David Keck has been a teacher for more than 30 years, a Johnstown resident for four years, a village council member for three years. But for longer than the sum of those years, he's been captivated by the mystery - if indeed there is a mystery - of the assassination of President John F. Kennedy.

David Keck has been a teacher for more than 30 years, a Johnstown resident for four years, a village council member for three years. But for longer than the sum of those years, he's been captivated by the mystery - if indeed there is a mystery - of the assassination of President John F. Kennedy.

Keck is, in fact, an expert on the Kennedy assassination. When eminent Kennedy assassination historian Harold Weisberg died and donated his document collection to Hood College in Maryland, Keck donated copies of his own archive in support of it.

Hood College established the Harold Weisberg Archive, a collection of more than 250,000 pages of Warren Commission, FBI and CIA records.

Among the documents donated by Keck were two decades of correspondence with Weisberg, as well as with most authors of Kennedy assassination books.

He also corresponded with the "Lady in Red," Jean Hill, visible in the Zapruder tape; and Charles Harrelson, father of actor Woody Harrelson, who was convicted of assassinating a federal judge and who is theorized to be one of "three tramps" who might have been the true killers of President Kennedy.

Keck was a junior in high school when Kennedy was killed. A year and a half later, as a freshman at Ohio University, he was taken with "Rush to Judgment" by attorney Mark Lane, the first of what would be many books challenging the official Warren Commission judgment that Lee Harvey Oswald was a lone assassin.

"In retrospect, I don't agree with a lot of his conclusions," Keck said. "But at the time he raised a lot of questions about forensics that fascinated me, as a murder mystery. His was one of the first books on the subject."

Although Keck has changed his mind over the course of developing his work on Kennedy's death, today his "fallback" position is that Oswald acted alone.

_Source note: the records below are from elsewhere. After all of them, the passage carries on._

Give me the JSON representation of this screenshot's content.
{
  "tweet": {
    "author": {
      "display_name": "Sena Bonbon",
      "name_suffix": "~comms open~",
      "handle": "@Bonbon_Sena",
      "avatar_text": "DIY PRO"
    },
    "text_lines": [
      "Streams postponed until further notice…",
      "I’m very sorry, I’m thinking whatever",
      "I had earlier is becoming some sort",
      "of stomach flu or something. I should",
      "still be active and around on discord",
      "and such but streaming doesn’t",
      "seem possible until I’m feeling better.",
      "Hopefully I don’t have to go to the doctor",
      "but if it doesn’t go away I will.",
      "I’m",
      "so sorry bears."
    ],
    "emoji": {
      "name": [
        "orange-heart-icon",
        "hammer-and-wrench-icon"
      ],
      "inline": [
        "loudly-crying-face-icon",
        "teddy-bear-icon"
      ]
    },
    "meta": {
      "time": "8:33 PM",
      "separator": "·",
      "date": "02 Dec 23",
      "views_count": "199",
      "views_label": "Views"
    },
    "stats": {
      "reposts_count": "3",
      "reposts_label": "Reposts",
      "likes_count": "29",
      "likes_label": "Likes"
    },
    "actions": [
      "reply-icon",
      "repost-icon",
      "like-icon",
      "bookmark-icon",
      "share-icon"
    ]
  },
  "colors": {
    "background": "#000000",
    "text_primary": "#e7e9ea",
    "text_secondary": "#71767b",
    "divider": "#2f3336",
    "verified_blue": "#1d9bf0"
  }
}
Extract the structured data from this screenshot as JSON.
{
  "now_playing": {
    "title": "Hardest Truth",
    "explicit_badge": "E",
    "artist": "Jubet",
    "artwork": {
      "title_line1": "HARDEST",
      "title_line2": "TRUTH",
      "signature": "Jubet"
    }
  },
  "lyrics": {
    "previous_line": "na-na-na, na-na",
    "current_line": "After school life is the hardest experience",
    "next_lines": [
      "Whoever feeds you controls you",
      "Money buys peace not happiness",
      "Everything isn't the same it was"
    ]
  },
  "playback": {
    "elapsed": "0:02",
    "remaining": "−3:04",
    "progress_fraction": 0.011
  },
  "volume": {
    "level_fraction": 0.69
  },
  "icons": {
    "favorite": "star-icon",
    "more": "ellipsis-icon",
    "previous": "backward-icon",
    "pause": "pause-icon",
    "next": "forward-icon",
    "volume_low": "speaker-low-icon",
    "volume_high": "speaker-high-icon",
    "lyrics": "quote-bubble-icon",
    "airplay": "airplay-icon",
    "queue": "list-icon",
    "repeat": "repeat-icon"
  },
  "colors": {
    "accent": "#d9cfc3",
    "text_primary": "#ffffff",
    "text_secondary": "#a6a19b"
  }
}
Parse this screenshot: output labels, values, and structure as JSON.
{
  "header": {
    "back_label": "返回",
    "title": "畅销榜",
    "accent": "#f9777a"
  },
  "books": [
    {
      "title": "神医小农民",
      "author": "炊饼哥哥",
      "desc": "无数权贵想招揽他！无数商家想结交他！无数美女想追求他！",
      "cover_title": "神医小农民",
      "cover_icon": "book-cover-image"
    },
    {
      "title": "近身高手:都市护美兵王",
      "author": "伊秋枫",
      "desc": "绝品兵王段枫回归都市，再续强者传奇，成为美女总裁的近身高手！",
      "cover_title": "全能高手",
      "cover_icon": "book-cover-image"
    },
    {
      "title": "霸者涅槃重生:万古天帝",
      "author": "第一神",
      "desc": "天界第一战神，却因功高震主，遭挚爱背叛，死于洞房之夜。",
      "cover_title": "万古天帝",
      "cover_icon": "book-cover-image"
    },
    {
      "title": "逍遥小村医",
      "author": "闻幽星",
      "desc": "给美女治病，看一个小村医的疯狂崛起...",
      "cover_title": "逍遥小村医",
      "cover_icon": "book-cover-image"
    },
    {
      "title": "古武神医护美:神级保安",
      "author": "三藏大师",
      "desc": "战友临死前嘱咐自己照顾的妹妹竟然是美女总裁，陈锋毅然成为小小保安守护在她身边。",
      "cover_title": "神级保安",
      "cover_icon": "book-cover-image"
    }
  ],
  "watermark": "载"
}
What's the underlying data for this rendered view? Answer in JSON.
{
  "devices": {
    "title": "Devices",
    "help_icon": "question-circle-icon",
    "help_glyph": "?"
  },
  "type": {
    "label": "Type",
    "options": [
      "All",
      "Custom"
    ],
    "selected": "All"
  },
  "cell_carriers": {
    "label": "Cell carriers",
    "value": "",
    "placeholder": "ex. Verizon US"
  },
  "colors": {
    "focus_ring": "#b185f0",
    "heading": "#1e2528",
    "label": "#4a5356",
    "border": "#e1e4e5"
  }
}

"So far, I have not found anything that's provable to indicate than anyone other than Oswald did it," Keck said. "And on other hand, there is evidence that Oswald had motive to do it - that he wanted to impress Castro."

Even so, Keck said, the Warren Commission itself lacks credibility.

"The Warren Commission report was sloppy and not a good historical document," Keck said. "It even contradicts itself. They were biased, not because (Lyndon) Johnson wanted to cover things up, but because what they didn't need was everybody in the country thinking the government was falling apart.

"The purpose of it wasn't to prove who did it or didn't do it," he said. "The purpose was to calm the public. They were biased that way."

Keck has made several presentations to the National Council for Social Studies, including one during the 30th anniversary of the assassination. Among the exhibits Keck has used is a rifle owned by another Westerville teacher.

"My approach to research is, I wanted to see for myself," Keck said. "I had a colleague from Westerville who owned a Mannlicher Carcano that he purchased about three months before Oswald purchased his at the same store.

"This was before they fired you for this kind of thing, but I used to take that gun into classes to speak.

"There are some key points in conspiracy theorists arguments, one of which is he could not possibly have shot that many times. Well, you can. I was able to do it. As far as shooting three times and throwing the bolt, it wasn't that hard.

"Now that doesn't mean I can hit anything, but that's not what I was trying to prove."

The thing that most animates Keck is shoddy work, he said.

Despite Keck's own belief that Oswald acted alone, his closest friends and fellow students of the period, including Weisberg, have concluded that Oswald did not do it.

Keck himself criticizes Kennedy assassination author Gerald Posner, author of "Case Closed," as doing sloppy work. He praises Weisberg's response, "Case Open."

"I hate it when people go off on their own tangents for their own self-interest," Keck said. "It's hard to put the genie back in the bottle when you do that."